Josh Allen often let the play clock run down before snapping the ball in the Bills’ 24-17 loss to the Baltimore Ravens on Sunday at New Era Field, not in an effort to milk the clock and keep the visitors’ powerful offense on the sideline, but to try to figure out what the heck was going on.
The Ravens’ blitz-happy defense pounded Allen for six sacks, 12 QB hits and forced him to fumble twice, often overwhelming his protection.
“They blitzed from everywhere,” guard Jon Feliciano said, “so we were able to hit them with dummy cadences to see where they were coming from. That’s probably why we were letting that clock milk down, just to have Josh hit them with a few fake ‘huts’ and then you start seeing the rotation and where they’re really, truly coming from.”
Allen completed 17 of 39 pass attempts for 146 yards, a three-yard touchdown pass and two-point conversion to Cole Beasley, and a 62.6 passer rating. He also rushed twice for nine yards.
Allen was just 8 of 17 for 39 yards at halftime, when the Ravens owned a 10-6 lead. Baltimore scored on its first possession of the second half and maintained control the rest of the way.
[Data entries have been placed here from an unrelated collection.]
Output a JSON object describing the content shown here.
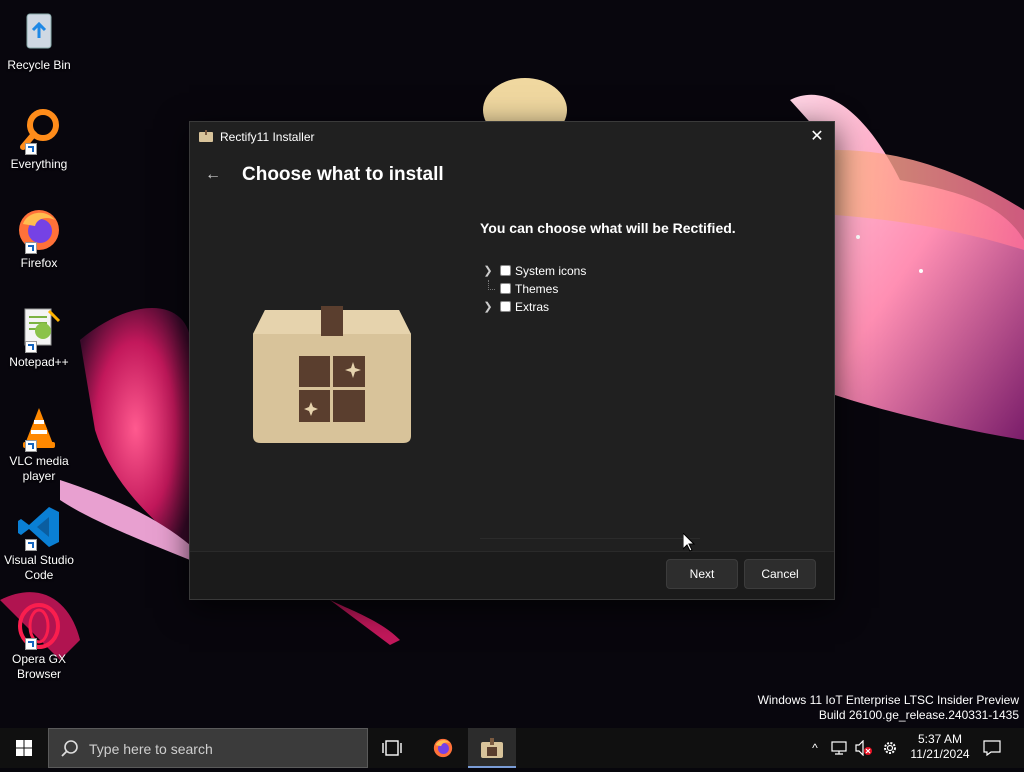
{
  "desktop": {
    "icons": [
      {
        "label": "Recycle Bin",
        "icon": "recycle-bin-icon",
        "shortcut": false
      },
      {
        "label": "Everything",
        "icon": "everything-search-icon",
        "shortcut": true
      },
      {
        "label": "Firefox",
        "icon": "firefox-icon",
        "shortcut": true
      },
      {
        "label": "Notepad++",
        "icon": "notepad-plus-plus-icon",
        "shortcut": true
      },
      {
        "label": "VLC media player",
        "icon": "vlc-icon",
        "shortcut": true
      },
      {
        "label": "Visual Studio Code",
        "icon": "vscode-icon",
        "shortcut": true
      },
      {
        "label": "Opera GX Browser",
        "icon": "opera-gx-icon",
        "shortcut": true
      }
    ],
    "watermark": {
      "line1": "Windows 11 IoT Enterprise LTSC Insider Preview",
      "line2": "Build 26100.ge_release.240331-1435"
    }
  },
  "dialog": {
    "title": "Rectify11 Installer",
    "close_label": "✕",
    "back_label": "←",
    "page_title": "Choose what to install",
    "subtitle": "You can choose what will be Rectified.",
    "options": [
      {
        "label": "System icons",
        "expandable": true,
        "checked": false
      },
      {
        "label": "Themes",
        "expandable": false,
        "checked": false
      },
      {
        "label": "Extras",
        "expandable": true,
        "checked": false
      }
    ],
    "next_label": "Next",
    "cancel_label": "Cancel"
  },
  "taskbar": {
    "search_placeholder": "Type here to search",
    "time": "5:37 AM",
    "date": "11/21/2024",
    "chevron": "^"
  },
  "colors": {
    "dialog_bg": "#202020",
    "footer_bg": "#1b1b1b",
    "taskbar_bg": "#101010",
    "box_tan": "#d8c39a",
    "box_window": "#5a3e2e"
  }
}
The Ravens blitzed a whopping 30 times, according to ESPN Stats & Information. Allen completed 7 of 24 passes on those plays.
“I think that sometimes that’s a misconception that we blitz all the time,” Ravens cornerback Marlon Humphrey said. “I think we just have some good guys up front. But today we definitely, definitely blitzed a lot. (Defensive coordinator Don 'Wink' Martindale) told us that was going to be one of the things – told the DBs to be ready and make sure the guys up front are able to wrap up Josh Allen. He’s a great thrower, but he’s also a great runner and it’s really hard to get him down.”
“He looked like he was under duress throwing the ball, didn’t know where he was going to get hit and kind of looked jittery in the pocket at times,” Ravens cornerback Jimmy Smith said. “He stood in there and made some strong throws, as well, though.”
Allen said he didn’t have too much difficulty recognizing the blitz, but struggled to find the open receiver and make the Ravens pay.
“It’s one thing that we’re going to learn from,” Allen said. “We’ll look at it on film. We don’t know what happens down the road if we see these guys again or not, so we’re going to learn from this and I’m sure the defense is going to watch film and try to do the same thing.”
Running back Devin Singletary led the Bills with six catches for 29 yards.
Beasley had four catches to match him for the team lead with 29 receiving yards.
John Brown caught three of eight targets for 26 yards. He was wide open deep on the Bills’ first possession, but he and Allen failed to connect.
“One thing I realized is that they were bringing pressure to my side, so Josh was rolling away,” Brown said.
Allen’s longest completion was 37 yards to tight end Dawson Knox, whose remarkable one-handed grab highlighted the Bills’ fourth-quarter touchdown drive.
Knox had a critical drop earlier in the contest and whiffed on an attempted block of Baltimore linebacker Matthew Judon, who finished with 1.5 sacks and hammered Allen in the second quarter, causing a fumble deep in Buffalo territory. The Ravens cashed in with a touchdown to take a 10-0 lead.
“You can’t let Josh just stand back and throw, of course,” Ravens coach John Harbaugh said. “He’s got such a great arm. And then the other thing goes with that is not letting him out of the pocket because he does such a great job scrambling, leads the league in yards after contact. As a quarterback, he’s a really talented, gifted guy. I really like him. I think he’s a great guy, real hard competitor and that was a big part of the plan was trying to put pressure on him.”